Robert W. McChesney and John Nichols in “The Death and Life of American Journalism” argue correctly that the old models for delivering the news are dead.

They see the government as the savior of last resort.

book cover

The authors cite the massive postal and printing subsidies that lasted into the 19th century as a precedent for government intervention.

And they propose building a new generation of journalists and publications from new government subsidies and from programs such as their suggested News AmeriCorps, which would train the next generation of journalists.

The authors offer a series of innovations including “citizen news vouchers” and low-cost, low-profit newsrooms.

They write: “The government will pay half the salary of every reporter and editor up to $45,000 each.
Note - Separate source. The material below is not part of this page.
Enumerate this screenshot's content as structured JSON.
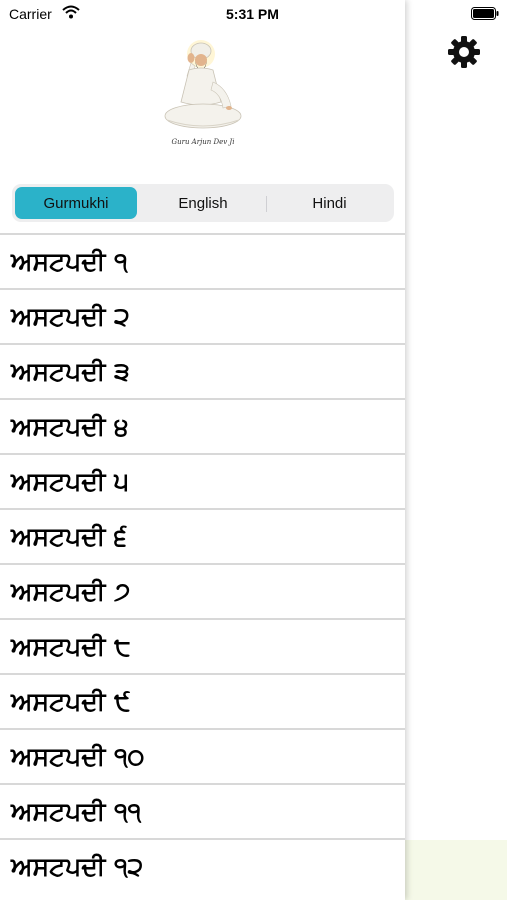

Assuming most daily and weekly newspapers go post-corporate and employment returns to the high-water mark of two decades ago—the latter is a very big assumption, we know—this would cost the state $3.5 billion annually.
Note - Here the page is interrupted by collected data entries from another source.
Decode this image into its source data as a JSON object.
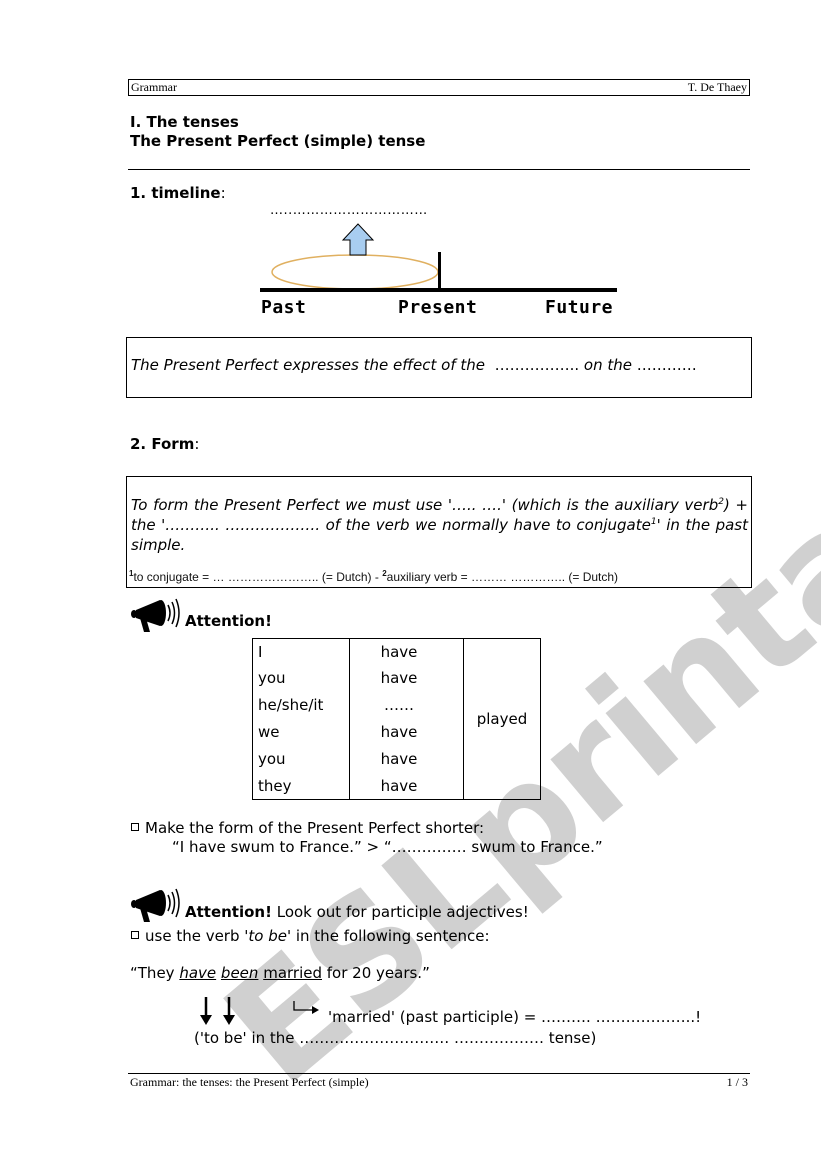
{
  "header": {
    "left": "Grammar",
    "right": "T. De Thaey"
  },
  "titles": {
    "main": "I. The tenses",
    "sub": "The Present Perfect (simple) tense"
  },
  "section1": {
    "heading_num": "1. timeline",
    "heading_colon": ":",
    "timeline": {
      "blank": "…..…………………………",
      "labels": [
        "Past",
        "Present",
        "Future"
      ],
      "colors": {
        "arrow_fill": "#a8cdf0",
        "ellipse_stroke": "#e0b060"
      }
    },
    "box_text": "The Present Perfect expresses the effect of the  …………….. on the ………..",
    "box_parts": {
      "prefix": "The Present Perfect expresses the effect of the",
      "blank1": "……………..",
      "mid": "on the",
      "blank2": "…………"
    }
  },
  "section2": {
    "heading_num": "2. Form",
    "heading_colon": ":",
    "rule": {
      "line1_a": "To form the Present Perfect we must use '….. ….' (which is the auxiliary verb",
      "line1_sup": "2",
      "line1_b": ")",
      "line2_a": "+ the '……….. ………………. of the verb we normally have to conjugate",
      "line2_sup": "1",
      "line2_b": "' in the past simple."
    },
    "footnote": {
      "sup1": "1",
      "part1": "to conjugate = … ………………….. (= Dutch) - ",
      "sup2": "2",
      "part2": "auxiliary verb =  ……… …………..  (= Dutch)"
    }
  },
  "attention1": {
    "label": "Attention!",
    "table": {
      "subjects": [
        "I",
        "you",
        "he/she/it",
        "we",
        "you",
        "they"
      ],
      "auxiliaries": [
        "have",
        "have",
        "……",
        "have",
        "have",
        "have"
      ],
      "participle": "played"
    }
  },
  "shorten": {
    "instruction": "Make the form of the Present Perfect shorter:",
    "example": "“I have swum to France.” > “……………  swum to France.”"
  },
  "attention2": {
    "label": "Attention!",
    "rest": " Look out for participle adjectives!",
    "instruction_a": "use the verb '",
    "instruction_em": "to be",
    "instruction_b": "' in the following sentence:",
    "sentence": {
      "open": "“They ",
      "w1": "have",
      "w2": "been",
      "w3": "married",
      "close": " for 20 years.”"
    },
    "participle_note": "'married' (past participle) = ……….  ………………..!",
    "tense_note": "('to be' in the ………………………… ………………  tense)"
  },
  "footer": {
    "left": "Grammar: the tenses: the Present Perfect (simple)",
    "right": "1 / 3"
  },
  "watermark": "ESLprintables.com"
}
If employment stayed at current levels it would run half that total. Newspapers that benefit from these subsidies would also be prime candidates for News AmeriCorps rookie journalists.”

As utopian fantasies go, this is pretty good.

But it ignores the critical shift within American society from a print-based culture to an image-based culture.

It assumes, incorrectly, that people still value and want traditional news.


They do not.

We have become unmoored from a world of print, from complexity and nuance, and with it information systems built on the primacy of verifiable fact.

Newspapers, which engage rather than entertain, can no longer compete with the emotional battles that hyperventilating hosts on trash talk shows mount daily.

The public, which has walked away from newspapers, has embraced the emotional carnival that has turned news into another form of mindless entertainment.